Meski peta pertarungan telah berubah total, pemerintah Orde baru tetap menganggap Pemilu yang pertama mereka selenggarakan itu sebagai ujian serius bagi konsolidasi kekuatannya. Karena itu mereka mengerahkan segenap daya serta menerapkan berbagai cara untuk memenangkan Golkar. Cara-cara pengerahan massa yang modusnya berbeda dengan cara yang dipakai tahun 1955, akan dipertahankan seterusnya. Termasuk pada pemilihan 1997.

Menurut R. William Liddle, untuk kampanye 1971 Golkar diambil alih Depdagri, Dephankam, dan sekelompok intelektual Orba yang punya hubungan dengan Ali Moertopo (CSIS). Selain itu para militer aktif yang mengisi banyak jabatan strategis dalam birokrasi turut menopang Sekber Golkar termasuk dalam pemberlakuan konsep monoloyalitas tadi. Arsitek Orde Baru Ali Moertopo tak membantah kalau unsur ketersediaan dana, dukungan pejabat terutama dari  ABRI, pembentukan serta pengerahan KORPRI, dan  penggunaan intimidasi turut berperan dalam keberhasilan Golkar merebut  62,8% (PNI hanya 6,9%, kalah dibanding NU yang 18,7%) suara pada Pemilu ‘71. Meski demikian, kata Ali Moertopo waktu itu, faktor utama dalam sukses ini adalah keyakinan dan harapan masyarakat pada Golkar, kontestan yang tak pernah mengalami stagnasi historis. Barangkali ada benarnya.

Namun selanjutnya berbagai regulasi yang menguntungkan Golkar lebih merupakan faktor determinan. Seperti kebijakan massa mengambang, penyederhanaan partai dari 10 menjadi tiga (tahun 1973), azas tunggal, serta penghilangan identitas tradisional PPP dan PDI (misalnya tanda gambar). Yang terbaru mungkin adalah pemberlakuan kebijakan ‘kampanye dialogis’ yang tujuannya menghindari pengerahan massa secara masif. Alasannya untuk mencegah gejolak.

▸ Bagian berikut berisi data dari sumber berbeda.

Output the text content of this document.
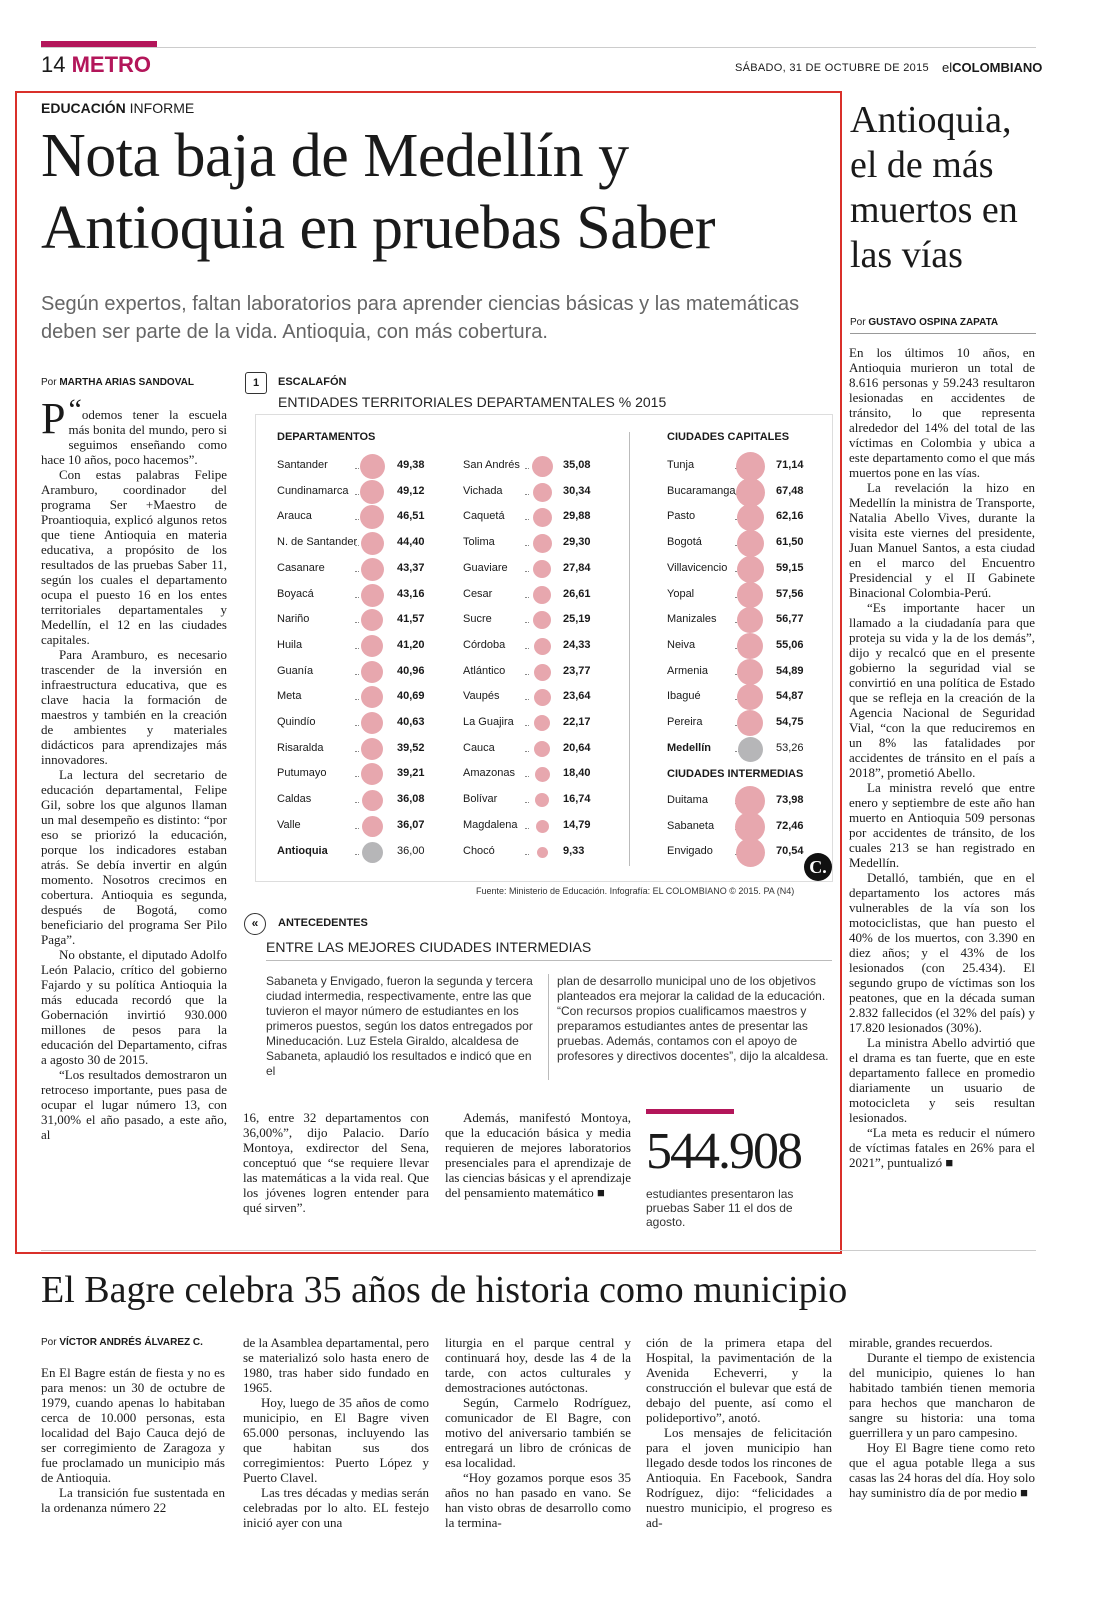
14 METRO	SÁBADO, 31 DE OCTUBRE DE 2015 elCOLOMBIANO
EDUCACIÓN INFORME
Nota baja de Medellín y Antioquia en pruebas Saber
Según expertos, faltan laboratorios para aprender ciencias básicas y las matemáticas deben ser parte de la vida. Antioquia, con más cobertura.
Por MARTHA ARIAS SANDOVAL

“
P odemos tener la escuela más bonita del mundo, pero si seguimos enseñando como hace 10 años, poco hacemos”.

Con estas palabras Felipe Aramburo, coordinador del programa Ser +Maestro de Proantioquia, explicó algunos retos que tiene Antioquia en materia educativa, a propósito de los resultados de las pruebas Saber 11, según los cuales el departamento ocupa el puesto 16 en los entes territoriales departamentales y Medellín, el 12 en las ciudades capitales.

Para Aramburo, es necesario trascender de la inversión en infraestructura educativa, que es clave hacia la formación de maestros y también en la creación de ambientes y materiales didácticos para aprendizajes más innovadores.

La lectura del secretario de educación departamental, Felipe Gil, sobre los que algunos llaman un mal desempeño es distinto: “por eso se priorizó la educación, porque los indicadores estaban atrás. Se debía invertir en algún momento. Nosotros crecimos en cobertura. Antioquia es segunda, después de Bogotá, como beneficiario del programa Ser Pilo Paga”.

No obstante, el diputado Adolfo León Palacio, crítico del gobierno Fajardo y su política Antioquia la más educada recordó que la Gobernación invirtió 930.000 millones de pesos para la educación del Departamento, cifras a agosto 30 de 2015.

“Los resultados demostraron un retroceso importante, pues pasa de ocupar el lugar número 13, con 31,00% el año pasado, a este año, al

1	ESCALAFÓN
ENTIDADES TERRITORIALES DEPARTAMENTALES % 2015
DEPARTAMENTOS	CIUDADES CAPITALES
CIUDADES INTERMEDIAS
Santander	49,38
Cundinamarca	49,12
Arauca	46,51
N. de Santander	44,40
Casanare	43,37
Boyacá	43,16
Nariño	41,57
Huila	41,20
Guanía	40,96
Meta	40,69
Quindío	40,63
Risaralda	39,52
Putumayo	39,21
Caldas	36,08
Valle	36,07
Antioquia	36,00
San Andrés	35,08
Vichada	30,34
Caquetá	29,88
Tolima	29,30
Guaviare	27,84
Cesar	26,61
Sucre	25,19
Córdoba	24,33
Atlántico	23,77
Vaupés	23,64
La Guajira	22,17
Cauca	20,64
Amazonas	18,40
Bolívar	16,74
Magdalena	14,79
Chocó	9,33
Tunja	71,14
Bucaramanga	67,48
Pasto	62,16
Bogotá	61,50
Villavicencio	59,15
Yopal	57,56
Manizales	56,77
Neiva	55,06
Armenia	54,89
Ibagué	54,87
Pereira	54,75
Medellín	53,26
Duitama	73,98
Sabaneta	72,46
Envigado	70,54
C.
Fuente: Ministerio de Educación. Infografía: EL COLOMBIANO © 2015. PA (N4)
«	ANTECEDENTES
ENTRE LAS MEJORES CIUDADES INTERMEDIAS
Sabaneta y Envigado, fueron la segunda y tercera ciudad intermedia, respectivamente, entre las que tuvieron el mayor número de estudiantes en los primeros puestos, según los datos entregados por Mineducación. Luz Estela Giraldo, alcaldesa de Sabaneta, aplaudió los resultados e indicó que en el
plan de desarrollo municipal uno de los objetivos planteados era mejorar la calidad de la educación. “Con recursos propios cualificamos maestros y preparamos estudiantes antes de presentar las pruebas. Además, contamos con el apoyo de profesores y directivos docentes”, dijo la alcaldesa.

16, entre 32 departamentos con 36,00%”, dijo Palacio. Darío Montoya, exdirector del Sena, conceptuó que “se requiere llevar las matemáticas a la vida real. Que los jóvenes logren entender para qué sirven”.

Además, manifestó Montoya, que la educación básica y media requieren de mejores laboratorios presenciales para el aprendizaje de las ciencias básicas y el aprendizaje del pensamiento matemático ■

544.908
estudiantes presentaron las pruebas Saber 11 el dos de agosto.
Antioquia, el de más muertos en las vías
Por GUSTAVO OSPINA ZAPATA

En los últimos 10 años, en Antioquia murieron un total de 8.616 personas y 59.243 resultaron lesionadas en accidentes de tránsito, lo que representa alrededor del 14% del total de las víctimas en Colombia y ubica a este departamento como el que más muertos pone en las vías.

La revelación la hizo en Medellín la ministra de Transporte, Natalia Abello Vives, durante la visita este viernes del presidente, Juan Manuel Santos, a esta ciudad en el marco del Encuentro Presidencial y el II Gabinete Binacional Colombia-Perú.

“Es importante hacer un llamado a la ciudadanía para que proteja su vida y la de los demás”, dijo y recalcó que en el presente gobierno la seguridad vial se convirtió en una política de Estado que se refleja en la creación de la Agencia Nacional de Seguridad Vial, “con la que reduciremos en un 8% las fatalidades por accidentes de tránsito en el país a 2018”, prometió Abello.

La ministra reveló que entre enero y septiembre de este año han muerto en Antioquia 509 personas por accidentes de tránsito, de los cuales 213 se han registrado en Medellín.

Detalló, también, que en el departamento los actores más vulnerables de la vía son los motociclistas, que han puesto el 40% de los muertos, con 3.390 en diez años; y el 43% de los lesionados (con 25.434). El segundo grupo de víctimas son los peatones, que en la década suman 2.832 fallecidos (el 32% del país) y 17.820 lesionados (30%).

La ministra Abello advirtió que el drama es tan fuerte, que en este departamento fallece en promedio diariamente un usuario de motocicleta y seis resultan lesionados.

“La meta es reducir el número de víctimas fatales en 26% para el 2021”, puntualizó ■

El Bagre celebra 35 años de historia como municipio
Por VÍCTOR ANDRÉS ÁLVAREZ C.

En El Bagre están de fiesta y no es para menos: un 30 de octubre de 1979, cuando apenas lo habitaban cerca de 10.000 personas, esta localidad del Bajo Cauca dejó de ser corregimiento de Zaragoza y fue proclamado un municipio más de Antioquia.

La transición fue sustentada en la ordenanza número 22

de la Asamblea departamental, pero se materializó solo hasta enero de 1980, tras haber sido fundado en 1965.

Hoy, luego de 35 años de como municipio, en El Bagre viven 65.000 personas, incluyendo las que habitan sus dos corregimientos: Puerto López y Puerto Clavel.

Las tres décadas y medias serán celebradas por lo alto. EL festejo inició ayer con una

liturgia en el parque central y continuará hoy, desde las 4 de la tarde, con actos culturales y demostraciones autóctonas.

Según, Carmelo Rodríguez, comunicador de El Bagre, con motivo del aniversario también se entregará un libro de crónicas de esa localidad.

“Hoy gozamos porque esos 35 años no han pasado en vano. Se han visto obras de desarrollo como la termina-

ción de la primera etapa del Hospital, la pavimentación de la Avenida Echeverri, y la construcción el bulevar que está de debajo del puente, así como el polideportivo”, anotó.

Los mensajes de felicitación para el joven municipio han llegado desde todos los rincones de Antioquia. En Facebook, Sandra Rodríguez, dijo: “felicidades a nuestro municipio, el progreso es ad-

mirable, grandes recuerdos.

Durante el tiempo de existencia del municipio, quienes lo han habitado también tienen memoria para hechos que mancharon de sangre su historia: una toma guerrillera y un paro campesino.

Hoy El Bagre tiene como reto que el agua potable llega a sus casas las 24 horas del día. Hoy solo hay suministro día de por medio ■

 Memang setelah 1971, Golkar berhasil mempertahankan supremasinya dalam empat Pemilu berikutnya. Mereka tetap menang mutlak pada Pemilu ‘77, ‘82,  ‘87 dan ‘92 dengan perolehan suara masing-masing 62,2%, 64,3%, 73,2% dan 68%.   Tapi eksesnya adalah terbentuknya apa yang disebut Afan Gaffar sebagai sistem kepartaian hegemonik. Yaitu adanya sebuah partai atau sebuah koalisi partai yang mendominasi proses politik sebuah negara dalam kurun waktu panjang. Menurut dia, sistem ini dibangun dengan aparat yang represif, depolitisi massa atas nama tertibnya tatanan politik serta stabilitas, restruksi parpol secara paksa serta pembuatan sejumlah peraturan yang menguntungkan Golkar.